Gesundheitsamt: Rüge wegen Hygienemängeln im Benjamin-Franklin-Klinikum

Krankenhaus 'Benjamin Franklin' in Steglitz, Berlin

Am Nachmittag wurde der Schüttelfrost unerträglich. Zwei Wochen zuvor wurde Torsten Spahlholz im Benjamin-Franklin-Klinikum der Charité an der Wirbelsäule operiert. Er sagt: "Mir ging es die ganze Zeit dreckig." In der Woche nach der OP wurde er dennoch entlassen, durfte raus aus der Station 12 B, Neurochirurgie. Zu Hause in Ludwigsfelde verschlechterte sich sein Zustand, so erzählt es der Morgenpost-Leser. Der 59-Jährige konnte kaum sitzen, hatte Schmerzen in den Lenden. Als er versuchte, die Treppen herunterzugehen, sackten ihm die Beine weg.
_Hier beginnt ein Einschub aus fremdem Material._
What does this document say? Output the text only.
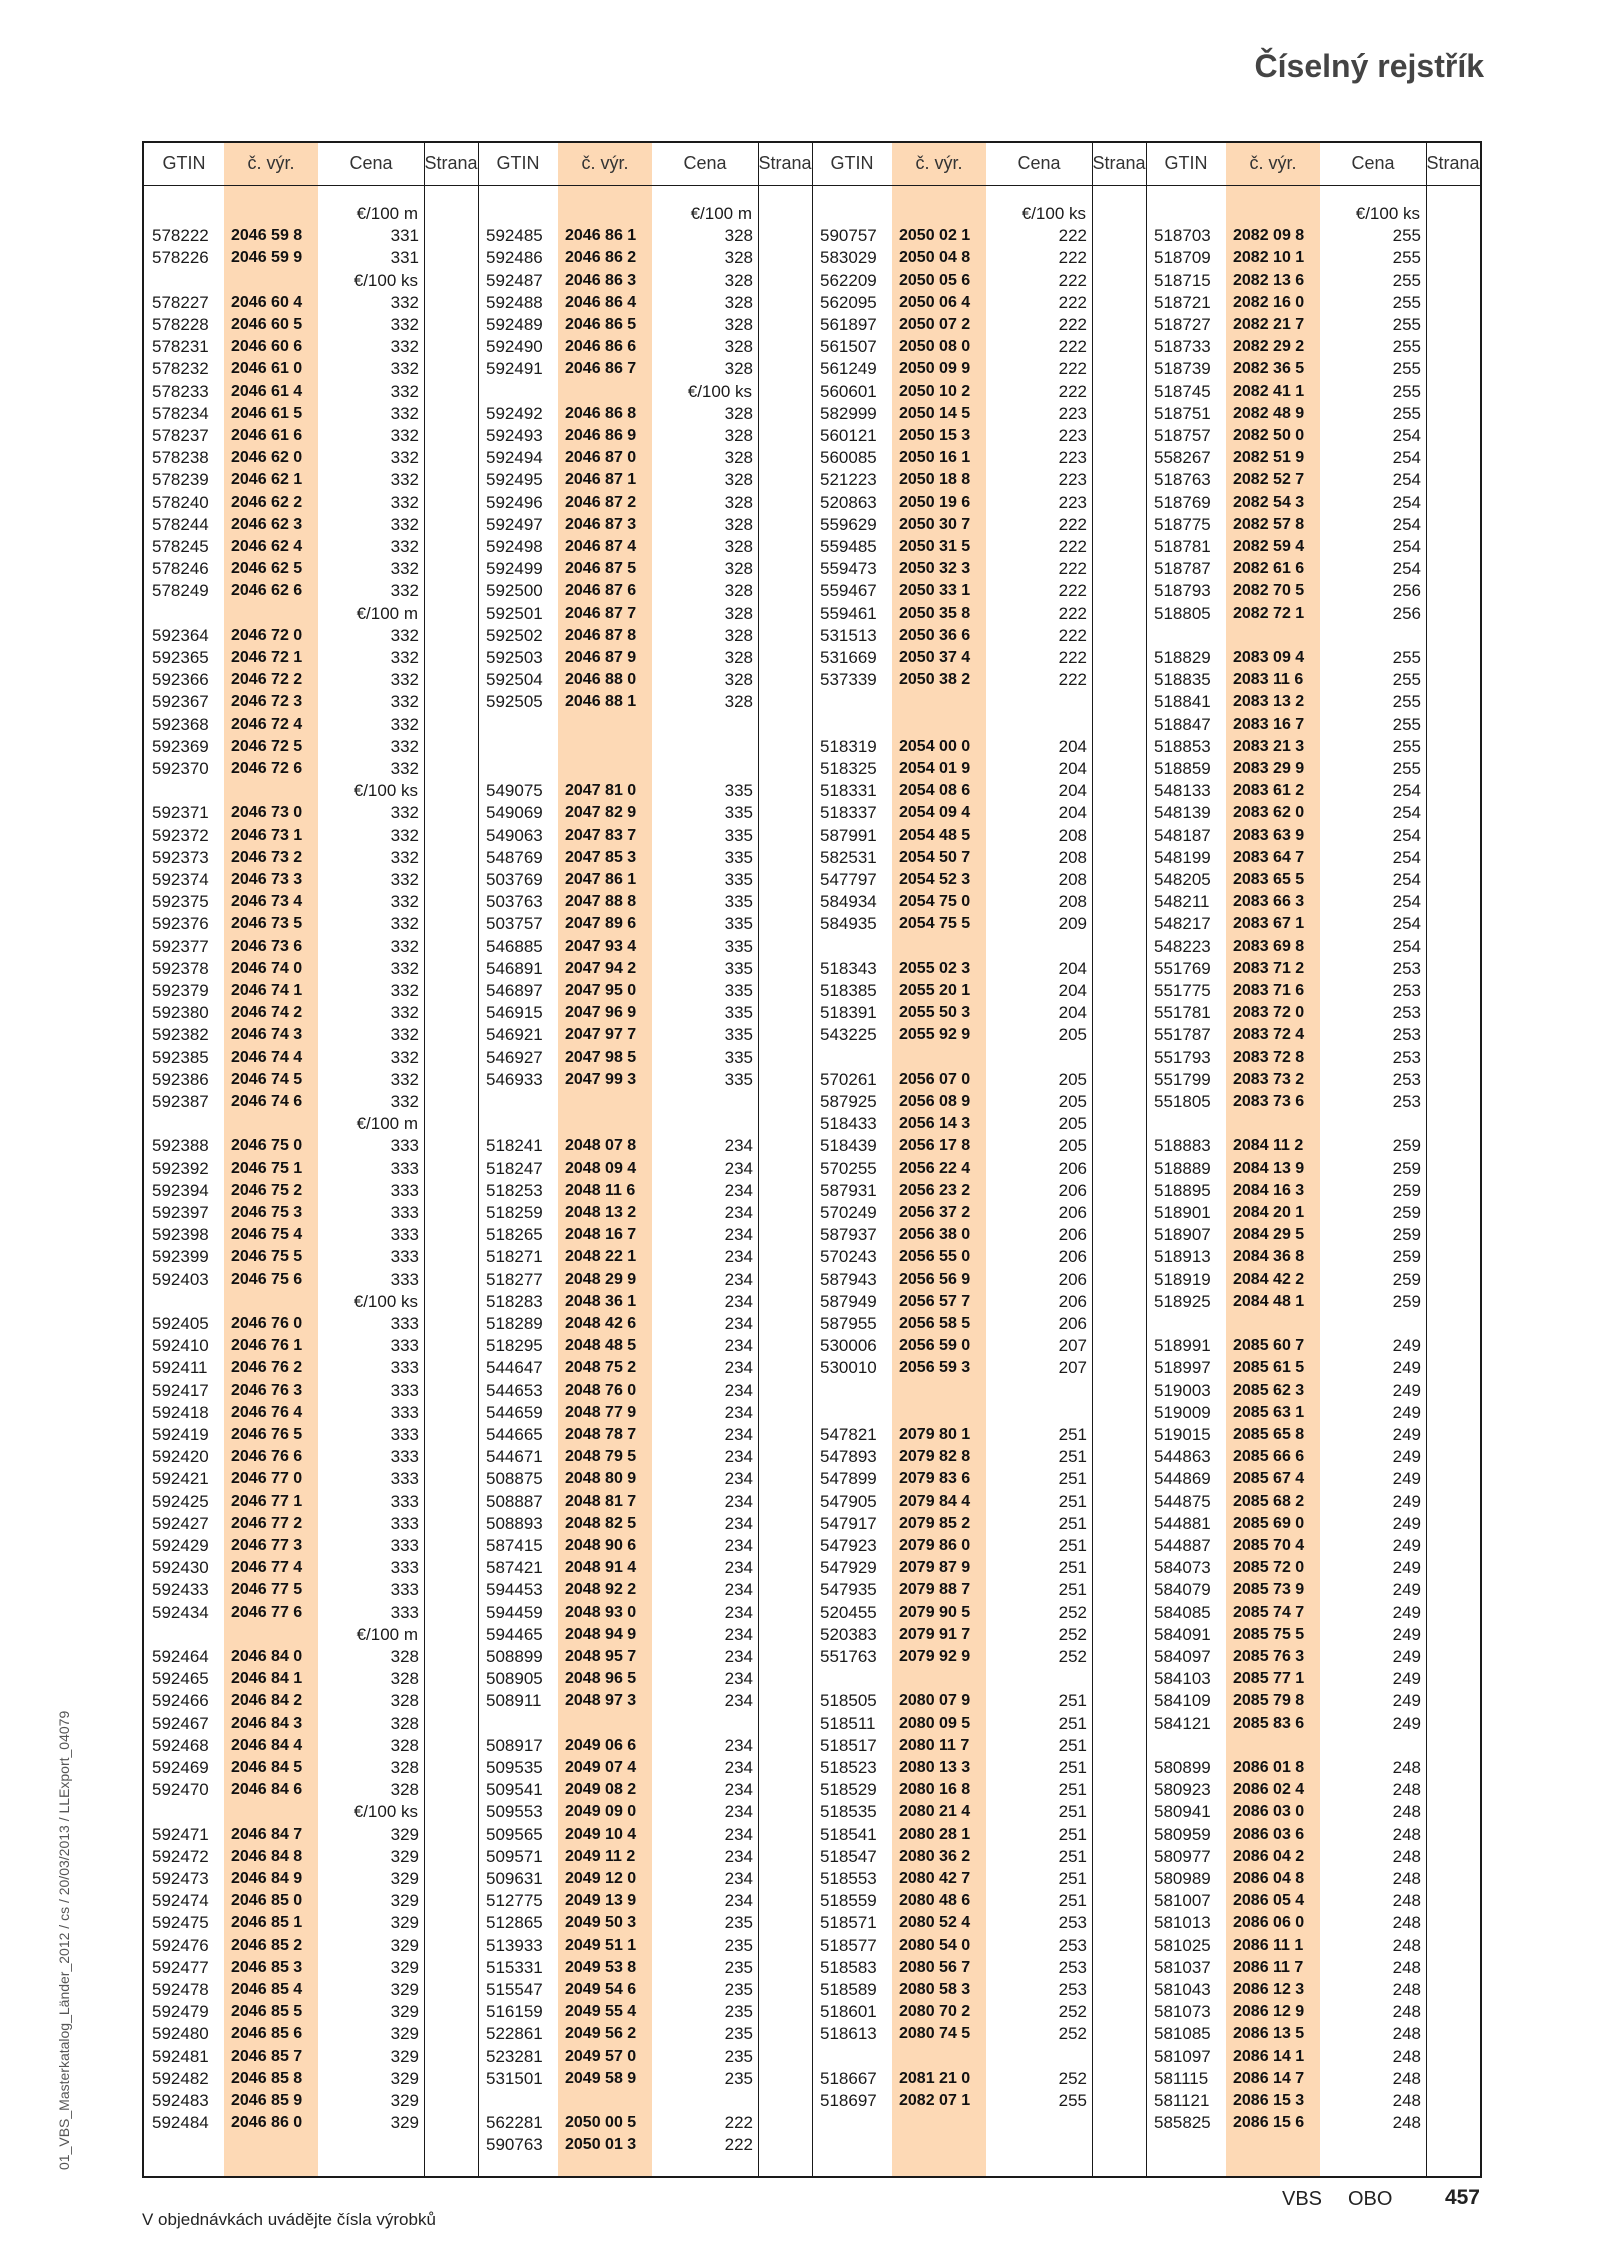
Číselný rejstřík
GTIN	č. výr.	Cena	Strana
€/100 m
578222	2046 59 8	331
578226	2046 59 9	331
€/100 ks
578227	2046 60 4	332
578228	2046 60 5	332
578231	2046 60 6	332
578232	2046 61 0	332
578233	2046 61 4	332
578234	2046 61 5	332
578237	2046 61 6	332
578238	2046 62 0	332
578239	2046 62 1	332
578240	2046 62 2	332
578244	2046 62 3	332
578245	2046 62 4	332
578246	2046 62 5	332
578249	2046 62 6	332
€/100 m
592364	2046 72 0	332
592365	2046 72 1	332
592366	2046 72 2	332
592367	2046 72 3	332
592368	2046 72 4	332
592369	2046 72 5	332
592370	2046 72 6	332
€/100 ks
592371	2046 73 0	332
592372	2046 73 1	332
592373	2046 73 2	332
592374	2046 73 3	332
592375	2046 73 4	332
592376	2046 73 5	332
592377	2046 73 6	332
592378	2046 74 0	332
592379	2046 74 1	332
592380	2046 74 2	332
592382	2046 74 3	332
592385	2046 74 4	332
592386	2046 74 5	332
592387	2046 74 6	332
€/100 m
592388	2046 75 0	333
592392	2046 75 1	333
592394	2046 75 2	333
592397	2046 75 3	333
592398	2046 75 4	333
592399	2046 75 5	333
592403	2046 75 6	333
€/100 ks
592405	2046 76 0	333
592410	2046 76 1	333
592411	2046 76 2	333
592417	2046 76 3	333
592418	2046 76 4	333
592419	2046 76 5	333
592420	2046 76 6	333
592421	2046 77 0	333
592425	2046 77 1	333
592427	2046 77 2	333
592429	2046 77 3	333
592430	2046 77 4	333
592433	2046 77 5	333
592434	2046 77 6	333
€/100 m
592464	2046 84 0	328
592465	2046 84 1	328
592466	2046 84 2	328
592467	2046 84 3	328
592468	2046 84 4	328
592469	2046 84 5	328
592470	2046 84 6	328
€/100 ks
592471	2046 84 7	329
592472	2046 84 8	329
592473	2046 84 9	329
592474	2046 85 0	329
592475	2046 85 1	329
592476	2046 85 2	329
592477	2046 85 3	329
592478	2046 85 4	329
592479	2046 85 5	329
592480	2046 85 6	329
592481	2046 85 7	329
592482	2046 85 8	329
592483	2046 85 9	329
592484	2046 86 0	329
GTIN	č. výr.	Cena	Strana
€/100 m
592485	2046 86 1	328
592486	2046 86 2	328
592487	2046 86 3	328
592488	2046 86 4	328
592489	2046 86 5	328
592490	2046 86 6	328
592491	2046 86 7	328
€/100 ks
592492	2046 86 8	328
592493	2046 86 9	328
592494	2046 87 0	328
592495	2046 87 1	328
592496	2046 87 2	328
592497	2046 87 3	328
592498	2046 87 4	328
592499	2046 87 5	328
592500	2046 87 6	328
592501	2046 87 7	328
592502	2046 87 8	328
592503	2046 87 9	328
592504	2046 88 0	328
592505	2046 88 1	328
549075	2047 81 0	335
549069	2047 82 9	335
549063	2047 83 7	335
548769	2047 85 3	335
503769	2047 86 1	335
503763	2047 88 8	335
503757	2047 89 6	335
546885	2047 93 4	335
546891	2047 94 2	335
546897	2047 95 0	335
546915	2047 96 9	335
546921	2047 97 7	335
546927	2047 98 5	335
546933	2047 99 3	335
518241	2048 07 8	234
518247	2048 09 4	234
518253	2048 11 6	234
518259	2048 13 2	234
518265	2048 16 7	234
518271	2048 22 1	234
518277	2048 29 9	234
518283	2048 36 1	234
518289	2048 42 6	234
518295	2048 48 5	234
544647	2048 75 2	234
544653	2048 76 0	234
544659	2048 77 9	234
544665	2048 78 7	234
544671	2048 79 5	234
508875	2048 80 9	234
508887	2048 81 7	234
508893	2048 82 5	234
587415	2048 90 6	234
587421	2048 91 4	234
594453	2048 92 2	234
594459	2048 93 0	234
594465	2048 94 9	234
508899	2048 95 7	234
508905	2048 96 5	234
508911	2048 97 3	234
508917	2049 06 6	234
509535	2049 07 4	234
509541	2049 08 2	234
509553	2049 09 0	234
509565	2049 10 4	234
509571	2049 11 2	234
509631	2049 12 0	234
512775	2049 13 9	234
512865	2049 50 3	235
513933	2049 51 1	235
515331	2049 53 8	235
515547	2049 54 6	235
516159	2049 55 4	235
522861	2049 56 2	235
523281	2049 57 0	235
531501	2049 58 9	235
562281	2050 00 5	222
590763	2050 01 3	222
GTIN	č. výr.	Cena	Strana
€/100 ks
590757	2050 02 1	222
583029	2050 04 8	222
562209	2050 05 6	222
562095	2050 06 4	222
561897	2050 07 2	222
561507	2050 08 0	222
561249	2050 09 9	222
560601	2050 10 2	222
582999	2050 14 5	223
560121	2050 15 3	223
560085	2050 16 1	223
521223	2050 18 8	223
520863	2050 19 6	223
559629	2050 30 7	222
559485	2050 31 5	222
559473	2050 32 3	222
559467	2050 33 1	222
559461	2050 35 8	222
531513	2050 36 6	222
531669	2050 37 4	222
537339	2050 38 2	222
518319	2054 00 0	204
518325	2054 01 9	204
518331	2054 08 6	204
518337	2054 09 4	204
587991	2054 48 5	208
582531	2054 50 7	208
547797	2054 52 3	208
584934	2054 75 0	208
584935	2054 75 5	209
518343	2055 02 3	204
518385	2055 20 1	204
518391	2055 50 3	204
543225	2055 92 9	205
570261	2056 07 0	205
587925	2056 08 9	205
518433	2056 14 3	205
518439	2056 17 8	205
570255	2056 22 4	206
587931	2056 23 2	206
570249	2056 37 2	206
587937	2056 38 0	206
570243	2056 55 0	206
587943	2056 56 9	206
587949	2056 57 7	206
587955	2056 58 5	206
530006	2056 59 0	207
530010	2056 59 3	207
547821	2079 80 1	251
547893	2079 82 8	251
547899	2079 83 6	251
547905	2079 84 4	251
547917	2079 85 2	251
547923	2079 86 0	251
547929	2079 87 9	251
547935	2079 88 7	251
520455	2079 90 5	252
520383	2079 91 7	252
551763	2079 92 9	252
518505	2080 07 9	251
518511	2080 09 5	251
518517	2080 11 7	251
518523	2080 13 3	251
518529	2080 16 8	251
518535	2080 21 4	251
518541	2080 28 1	251
518547	2080 36 2	251
518553	2080 42 7	251
518559	2080 48 6	251
518571	2080 52 4	253
518577	2080 54 0	253
518583	2080 56 7	253
518589	2080 58 3	253
518601	2080 70 2	252
518613	2080 74 5	252
518667	2081 21 0	252
518697	2082 07 1	255
GTIN	č. výr.	Cena	Strana
€/100 ks
518703	2082 09 8	255
518709	2082 10 1	255
518715	2082 13 6	255
518721	2082 16 0	255
518727	2082 21 7	255
518733	2082 29 2	255
518739	2082 36 5	255
518745	2082 41 1	255
518751	2082 48 9	255
518757	2082 50 0	254
558267	2082 51 9	254
518763	2082 52 7	254
518769	2082 54 3	254
518775	2082 57 8	254
518781	2082 59 4	254
518787	2082 61 6	254
518793	2082 70 5	256
518805	2082 72 1	256
518829	2083 09 4	255
518835	2083 11 6	255
518841	2083 13 2	255
518847	2083 16 7	255
518853	2083 21 3	255
518859	2083 29 9	255
548133	2083 61 2	254
548139	2083 62 0	254
548187	2083 63 9	254
548199	2083 64 7	254
548205	2083 65 5	254
548211	2083 66 3	254
548217	2083 67 1	254
548223	2083 69 8	254
551769	2083 71 2	253
551775	2083 71 6	253
551781	2083 72 0	253
551787	2083 72 4	253
551793	2083 72 8	253
551799	2083 73 2	253
551805	2083 73 6	253
518883	2084 11 2	259
518889	2084 13 9	259
518895	2084 16 3	259
518901	2084 20 1	259
518907	2084 29 5	259
518913	2084 36 8	259
518919	2084 42 2	259
518925	2084 48 1	259
518991	2085 60 7	249
518997	2085 61 5	249
519003	2085 62 3	249
519009	2085 63 1	249
519015	2085 65 8	249
544863	2085 66 6	249
544869	2085 67 4	249
544875	2085 68 2	249
544881	2085 69 0	249
544887	2085 70 4	249
584073	2085 72 0	249
584079	2085 73 9	249
584085	2085 74 7	249
584091	2085 75 5	249
584097	2085 76 3	249
584103	2085 77 1	249
584109	2085 79 8	249
584121	2085 83 6	249
580899	2086 01 8	248
580923	2086 02 4	248
580941	2086 03 0	248
580959	2086 03 6	248
580977	2086 04 2	248
580989	2086 04 8	248
581007	2086 05 4	248
581013	2086 06 0	248
581025	2086 11 1	248
581037	2086 11 7	248
581043	2086 12 3	248
581073	2086 12 9	248
581085	2086 13 5	248
581097	2086 14 1	248
581115	2086 14 7	248
581121	2086 15 3	248
585825	2086 15 6	248
01_VBS_Masterkatalog_Länder_2012 / cs / 20/03/2013 / LLExport_04079
V objednávkách uvádějte čísla výrobků
VBS OBO	457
Dann stieg das Fieber, mit dem Notarztwagen fuhr er zurück ins Benjamin-Franklin-Krankenhaus. Not-OP.

Geht es nach Torsten Spahlholz, dann ist klar, warum sich die Operationswunde an der Wirbelsäule entzünden konnte: die hygienischen Bedingungen auf der Station seien katastrophal. "Im OP-Saal bröckelt der Putz von der Decke", sagt er. Zimmer und Toiletten würden nicht ausreichend gereinigt. Der Patient will beobachtet haben, wie Angestellte in OP-Kleidung auf den Balkon gingen, eine Zigarette rauchten – und zurück in den Operationssaal gingen.

Eine Gefährdung von Patienten sei "sehr unwahrscheinlich"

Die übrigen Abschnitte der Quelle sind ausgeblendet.